When you think of news releases and news stories there is a very specific format in terms of the inverted pyramid where you are trying to present the story. Feature articles you are doing the same thing but in a different way. What you’re typically doing is pitching to individual journalists directly, introducing yourself and presenting a theme or an idea for an article and then positioning it in a way that communicated how you can actually help them. You might in the start reference something they’ve already run that was interesting and you found a really good piece then suggest an idea for a feature article and then outline why it is relevant to their audience and then you would put in that email underneath that what it is that you can offer that could help contribute to that feature article. That may well be examples, case studies, research, comment etc. So that is a whole different kind of beast and it is on an individual basis and has to be very very targeted. Unlike news stories you can’t go out with the same pitch to several journalists. It is targeting specific journalists unless you get a yes or a no.
Q: We are often told by publications they do not like receiving calls to follow up on press releases. What approach do you recommend?

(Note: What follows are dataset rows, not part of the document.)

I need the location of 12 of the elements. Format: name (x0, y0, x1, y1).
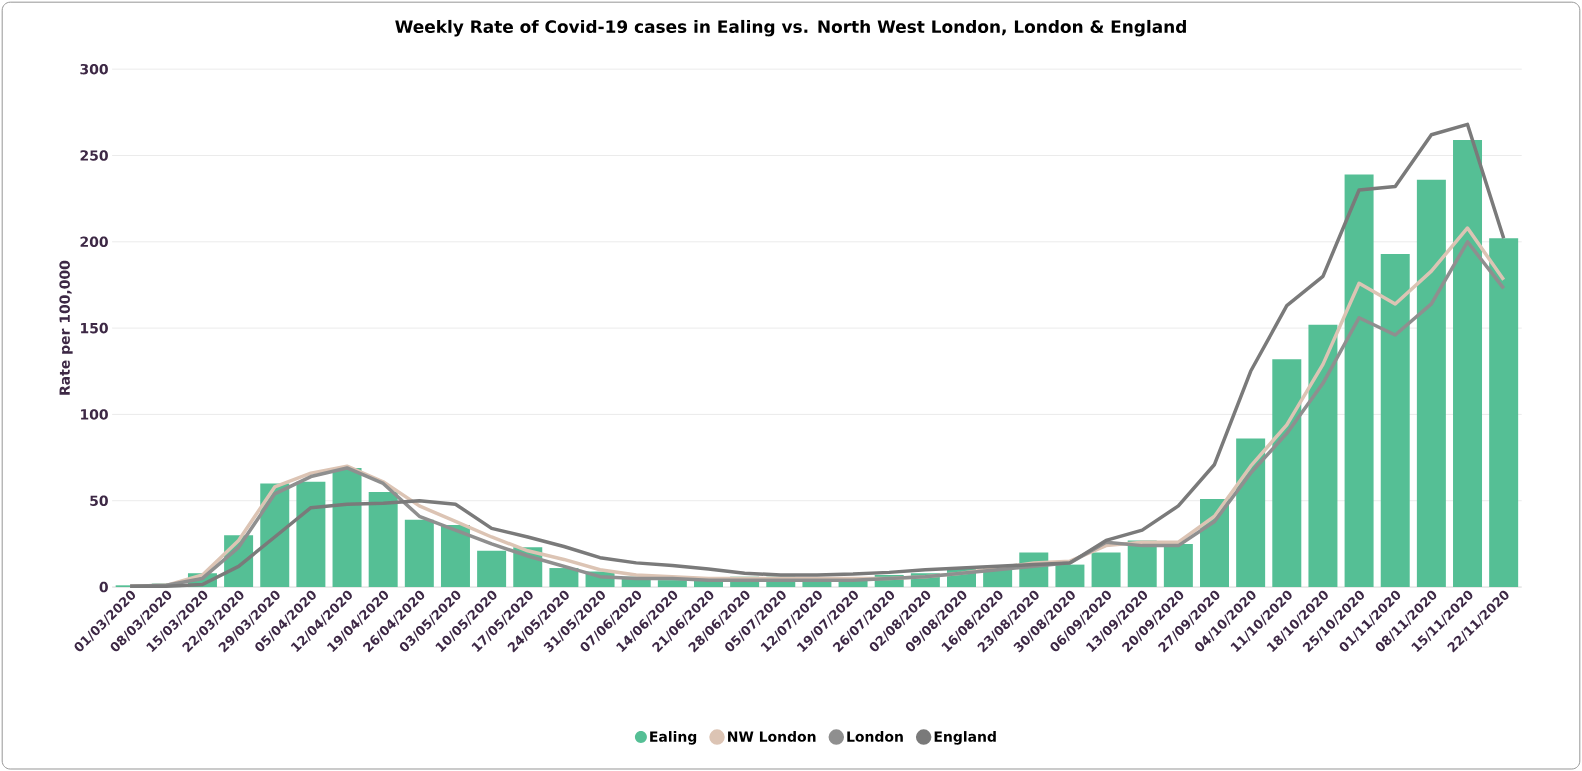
y-tick-label: 250 (80, 150, 108, 161)
y-tick-label: 300 (80, 63, 108, 75)
y-tick-label: 50 (90, 495, 108, 506)
legend-label: Ealing (650, 730, 697, 745)
legend-label: England (934, 730, 996, 745)
chart-title: Weekly Rate of Covid-19 cases in Ealing vs. North West London, London & England (395, 19, 1186, 37)
legend-label: London (847, 730, 903, 742)
legend-label: NW London (728, 730, 816, 742)
y-tick-label: 150 (81, 322, 108, 334)
y-tick-label: 200 (80, 236, 108, 247)
y-axis-title: Rate per 100,000 (59, 260, 73, 395)
y-tick-label: 100 (81, 409, 108, 420)
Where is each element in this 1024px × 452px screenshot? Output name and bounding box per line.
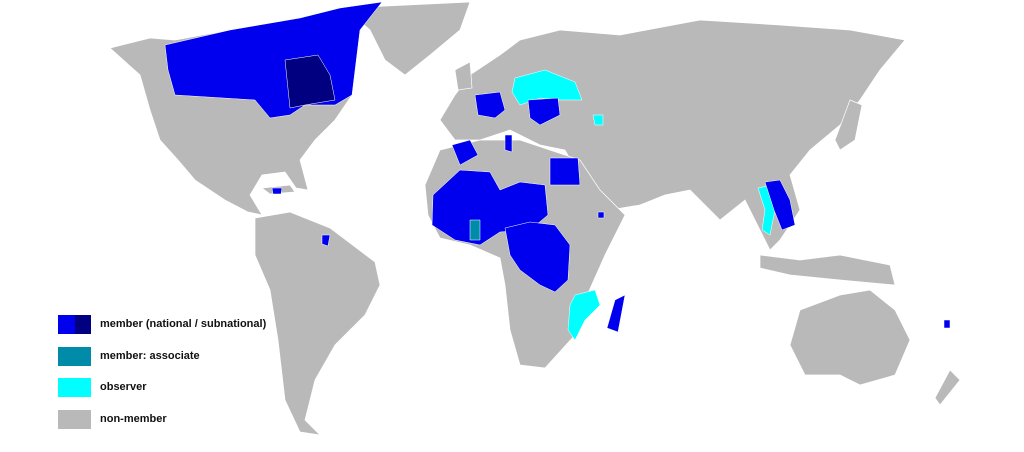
region-greenland <box>344 1 471 76</box>
region-south-america <box>254 211 381 436</box>
legend-label: non-member <box>100 413 167 425</box>
madagascar-member <box>606 294 626 333</box>
legend-item-non-member: non-member <box>58 409 167 429</box>
region-japan <box>834 99 863 151</box>
maghreb-member <box>451 139 479 166</box>
legend-item-observer: observer <box>58 377 146 397</box>
haiti-member <box>271 187 283 195</box>
djibouti-member <box>597 211 605 219</box>
legend-swatch-member <box>58 314 91 334</box>
france-member <box>474 91 506 119</box>
region-new-zealand <box>934 369 961 406</box>
indochina-member <box>764 179 796 231</box>
legend-swatch-non-member <box>58 409 91 429</box>
legend-label: observer <box>100 381 147 393</box>
region-indonesia <box>759 254 896 286</box>
vanuatu-member <box>943 319 951 329</box>
balkans-member <box>527 97 561 126</box>
ghana-associate <box>469 219 481 241</box>
legend-label: member (national / subnational) <box>100 318 267 330</box>
mozambique-observer <box>567 289 601 341</box>
guiana-member <box>321 234 331 247</box>
eastern-europe-observer <box>511 69 583 106</box>
legend-item-associate: member: associate <box>58 346 200 366</box>
region-australia <box>789 289 911 386</box>
egypt-member <box>549 157 581 186</box>
legend-item-member: member (national / subnational) <box>58 314 266 334</box>
legend-label: member: associate <box>100 350 200 362</box>
tunisia-member <box>504 134 513 153</box>
armenia-observer <box>592 114 604 126</box>
legend-swatch-associate <box>58 346 91 366</box>
quebec-subnational-member <box>284 54 336 109</box>
legend-swatch-observer <box>58 377 91 397</box>
region-uk <box>454 61 473 91</box>
central-africa-member <box>504 221 571 293</box>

When you follow up with a call and don’t really know the journalist, it’s a very tough call. I’ve had success with that and I’ve also not had success with this approach because soemthimes they don’t want to be bothered with a call, they’re not at their desk, they’re on deadline. It really depends on the press and media that you are actually targeting. One thing you can do is if you can contact the journalist in advance of sending the press release and by that I mean follow them on social media, engage with them there, get on the radar, wave your hand in the air with them so they actually know who you are so there is a better chance that when that email lands in their inbox they actually open it. And if you’ve made that connection before hand, you’re able to gage if that follow up call is relevant and useful and it may be that you’ve had a conversation with them before you’ve sent the press release
I know that when you’ve got a number of people to send it to, it’s not always practical but one of the things you don’t want to do is follow up and say ‘have you got my press release?’
If you follow up you have to do so with something additional to offer them, If you call up and say I’ve sent you a press release but I can also offer case-studies or pictures and I just wanted to heck if that is relevant or useful to you then you’re providing additional value for them. That’s the approach I use because you’re trying to be helpful to them rather than just chasing and nagging.
Q: I don’t have time to write more than one version of a press release. Should I target my most ‘likely’ contact for publication or send an identical release to several publications?
In terms of writing tailored releases, what I’m thinking is you would have one core release and what your amend would be in terms of your target press release is maybe change the title and something that is relevant in that first paragraph so its not a huge rewrite and a completely different press release – its just very top end in terms of tailoring. If you haven’t got time to do that and it’s just one release then you go for what’s most relevant and what fits with your overarching objective of doing the press release – where are your audiences and where is the best place to reach them. There’s always a a tendency to get the news out to as many people as possible but its better if you’re much more targeted rather than spray and pray.